- Moorkanad Location in Kerala, India Moorkanad Moorkanad (India)
- Coordinates: 10°54′57″N 76°08′27″E﻿ / ﻿10.915951°N 76.140747°E
- Country: India
- State: Kerala
- District: Malappuram

Population (2001)
- • Total: 31,488

Languages
- • Official: Malayalam, English
- Time zone: UTC+5:30 (IST)
- PIN: 679338
- Vehicle registration: KL-53

= Moorkanad =

 Moorkanad is a village in Malappuram district in the state of Kerala, India.

==Demographics==
As of 2001 India census, Moorkanad had a population of 31488 with 15126 males and 16362 females.

==Culture==
Moorkanad village is a predominantly Muslim populated area. Hindus exist in comparatively smaller numbers. So the culture of the locality is based upon Muslim traditions. Duff Muttu, Kolkali and Aravanamuttu are common folk arts of this locality. There are many libraries attached to mosques giving a rich source of Islamic studies. Most of the books are written in Arabi-Malayalam which is a version of the Malayalam language written in Arabic script. People gather in mosques for the evening prayer and continue to sit there after the prayers discussing social and cultural issues. Business and family issues are also sorted out during these evening meetings. The Hindu minority of this area keeps their rich traditions by celebrating various festivals in their temples.
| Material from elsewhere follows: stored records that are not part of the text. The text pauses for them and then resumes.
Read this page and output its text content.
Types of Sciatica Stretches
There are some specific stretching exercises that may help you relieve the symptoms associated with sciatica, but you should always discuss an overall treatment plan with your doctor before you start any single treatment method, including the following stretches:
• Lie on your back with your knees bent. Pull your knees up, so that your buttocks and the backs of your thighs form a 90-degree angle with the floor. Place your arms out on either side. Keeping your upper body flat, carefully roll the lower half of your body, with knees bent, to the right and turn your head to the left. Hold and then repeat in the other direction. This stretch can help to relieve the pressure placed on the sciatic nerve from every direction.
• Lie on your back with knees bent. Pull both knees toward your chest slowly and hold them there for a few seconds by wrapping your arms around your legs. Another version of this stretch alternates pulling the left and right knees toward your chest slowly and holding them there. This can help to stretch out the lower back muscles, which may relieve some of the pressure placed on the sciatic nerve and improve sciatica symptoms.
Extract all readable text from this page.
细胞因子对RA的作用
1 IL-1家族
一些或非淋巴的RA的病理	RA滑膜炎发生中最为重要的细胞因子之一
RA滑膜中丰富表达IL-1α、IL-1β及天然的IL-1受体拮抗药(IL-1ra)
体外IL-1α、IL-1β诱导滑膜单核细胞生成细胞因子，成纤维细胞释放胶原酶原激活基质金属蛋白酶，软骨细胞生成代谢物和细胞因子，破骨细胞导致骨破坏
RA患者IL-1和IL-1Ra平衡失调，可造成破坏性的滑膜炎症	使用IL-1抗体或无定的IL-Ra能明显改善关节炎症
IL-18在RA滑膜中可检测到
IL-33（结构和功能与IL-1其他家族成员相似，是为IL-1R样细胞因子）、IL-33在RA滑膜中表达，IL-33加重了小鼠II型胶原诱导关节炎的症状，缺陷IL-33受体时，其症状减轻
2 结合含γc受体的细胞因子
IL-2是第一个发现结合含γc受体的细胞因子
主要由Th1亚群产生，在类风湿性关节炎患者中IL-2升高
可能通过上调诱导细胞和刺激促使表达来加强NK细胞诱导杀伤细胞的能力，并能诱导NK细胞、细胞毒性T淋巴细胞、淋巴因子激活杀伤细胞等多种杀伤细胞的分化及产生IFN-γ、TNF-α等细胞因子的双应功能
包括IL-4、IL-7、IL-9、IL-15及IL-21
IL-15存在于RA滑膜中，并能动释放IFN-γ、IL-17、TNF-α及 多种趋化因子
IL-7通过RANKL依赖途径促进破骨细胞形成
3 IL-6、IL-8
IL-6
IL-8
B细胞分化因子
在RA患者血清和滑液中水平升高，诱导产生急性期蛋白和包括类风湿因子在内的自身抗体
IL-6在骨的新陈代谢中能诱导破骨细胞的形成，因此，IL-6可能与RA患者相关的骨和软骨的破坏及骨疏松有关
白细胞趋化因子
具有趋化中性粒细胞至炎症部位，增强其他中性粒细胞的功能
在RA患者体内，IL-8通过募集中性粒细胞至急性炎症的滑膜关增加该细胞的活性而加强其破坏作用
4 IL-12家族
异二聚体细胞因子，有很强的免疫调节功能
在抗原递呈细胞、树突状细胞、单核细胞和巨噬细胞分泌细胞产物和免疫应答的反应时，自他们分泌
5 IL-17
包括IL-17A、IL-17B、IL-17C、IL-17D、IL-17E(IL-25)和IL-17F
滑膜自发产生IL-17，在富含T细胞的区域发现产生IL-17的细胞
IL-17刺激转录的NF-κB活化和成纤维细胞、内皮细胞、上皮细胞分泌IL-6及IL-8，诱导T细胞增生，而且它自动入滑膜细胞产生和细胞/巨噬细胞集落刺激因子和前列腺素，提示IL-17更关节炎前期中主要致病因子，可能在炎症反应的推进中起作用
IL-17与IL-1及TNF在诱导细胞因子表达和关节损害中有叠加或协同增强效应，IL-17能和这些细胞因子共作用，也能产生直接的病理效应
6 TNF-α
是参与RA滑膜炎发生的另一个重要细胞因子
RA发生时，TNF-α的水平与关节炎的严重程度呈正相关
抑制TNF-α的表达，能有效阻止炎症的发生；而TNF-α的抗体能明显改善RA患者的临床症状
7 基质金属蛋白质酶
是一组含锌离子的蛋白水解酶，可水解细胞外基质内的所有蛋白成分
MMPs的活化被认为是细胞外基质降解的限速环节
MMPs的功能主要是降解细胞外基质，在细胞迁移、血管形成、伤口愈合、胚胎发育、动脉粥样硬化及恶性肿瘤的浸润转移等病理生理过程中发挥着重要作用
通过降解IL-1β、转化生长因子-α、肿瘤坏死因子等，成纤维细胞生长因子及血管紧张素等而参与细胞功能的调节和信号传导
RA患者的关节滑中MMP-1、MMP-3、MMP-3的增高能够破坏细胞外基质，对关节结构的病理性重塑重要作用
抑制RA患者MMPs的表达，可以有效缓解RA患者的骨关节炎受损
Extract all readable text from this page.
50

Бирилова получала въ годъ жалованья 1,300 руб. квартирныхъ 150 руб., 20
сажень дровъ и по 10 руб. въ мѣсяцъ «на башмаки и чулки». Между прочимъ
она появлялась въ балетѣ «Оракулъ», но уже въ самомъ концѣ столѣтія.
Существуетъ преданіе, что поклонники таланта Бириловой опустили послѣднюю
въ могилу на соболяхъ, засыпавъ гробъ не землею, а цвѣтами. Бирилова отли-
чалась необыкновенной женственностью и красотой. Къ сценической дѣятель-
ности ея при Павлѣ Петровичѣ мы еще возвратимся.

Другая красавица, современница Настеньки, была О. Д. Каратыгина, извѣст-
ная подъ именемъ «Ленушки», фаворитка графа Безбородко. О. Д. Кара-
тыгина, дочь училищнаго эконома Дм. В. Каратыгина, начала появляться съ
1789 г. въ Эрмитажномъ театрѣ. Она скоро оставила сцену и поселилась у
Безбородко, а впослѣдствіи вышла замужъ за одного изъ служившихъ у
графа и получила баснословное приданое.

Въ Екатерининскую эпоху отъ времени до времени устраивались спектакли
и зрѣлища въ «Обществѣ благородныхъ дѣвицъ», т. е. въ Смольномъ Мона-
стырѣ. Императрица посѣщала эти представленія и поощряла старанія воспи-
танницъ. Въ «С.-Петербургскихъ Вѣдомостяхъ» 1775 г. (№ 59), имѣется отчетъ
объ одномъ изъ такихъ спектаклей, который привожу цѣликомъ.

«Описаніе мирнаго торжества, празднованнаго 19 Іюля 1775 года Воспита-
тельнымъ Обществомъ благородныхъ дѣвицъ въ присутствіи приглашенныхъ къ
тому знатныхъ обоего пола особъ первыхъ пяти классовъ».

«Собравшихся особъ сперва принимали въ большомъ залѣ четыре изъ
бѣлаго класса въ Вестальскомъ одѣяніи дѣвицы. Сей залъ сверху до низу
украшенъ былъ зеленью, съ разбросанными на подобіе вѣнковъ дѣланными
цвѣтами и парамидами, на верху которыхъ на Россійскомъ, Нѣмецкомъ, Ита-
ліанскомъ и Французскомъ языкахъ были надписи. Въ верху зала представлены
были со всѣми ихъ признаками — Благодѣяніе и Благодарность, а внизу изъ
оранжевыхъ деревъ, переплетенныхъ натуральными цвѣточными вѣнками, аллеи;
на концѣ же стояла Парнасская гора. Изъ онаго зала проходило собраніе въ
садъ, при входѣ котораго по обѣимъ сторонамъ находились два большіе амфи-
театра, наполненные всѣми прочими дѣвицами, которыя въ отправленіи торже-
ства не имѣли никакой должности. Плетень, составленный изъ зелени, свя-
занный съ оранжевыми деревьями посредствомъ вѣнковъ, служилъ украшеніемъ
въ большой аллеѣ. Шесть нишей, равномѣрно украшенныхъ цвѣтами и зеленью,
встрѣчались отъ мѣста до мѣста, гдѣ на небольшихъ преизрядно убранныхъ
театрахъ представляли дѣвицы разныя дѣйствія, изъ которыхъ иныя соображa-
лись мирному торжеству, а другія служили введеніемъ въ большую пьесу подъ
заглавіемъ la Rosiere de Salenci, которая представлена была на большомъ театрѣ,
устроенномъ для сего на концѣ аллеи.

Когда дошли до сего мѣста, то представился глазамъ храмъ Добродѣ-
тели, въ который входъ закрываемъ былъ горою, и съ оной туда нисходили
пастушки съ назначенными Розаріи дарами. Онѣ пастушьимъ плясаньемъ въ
Hindu rituals are done here with a regular devotion like other parts of Kerala.

==Transportation==
Moorkanad village connects to other parts of India through valanchery town. National highway No.66 passes through valanchery and the northern stretch connects to Goa and Mumbai. The southern stretch connects to Cochin and Trivandrum. National Highway No.966 connects to Palakkad and Coimbatore. The nearest airport is at Kozhikode. The nearest major railway station is at Kuttippuram.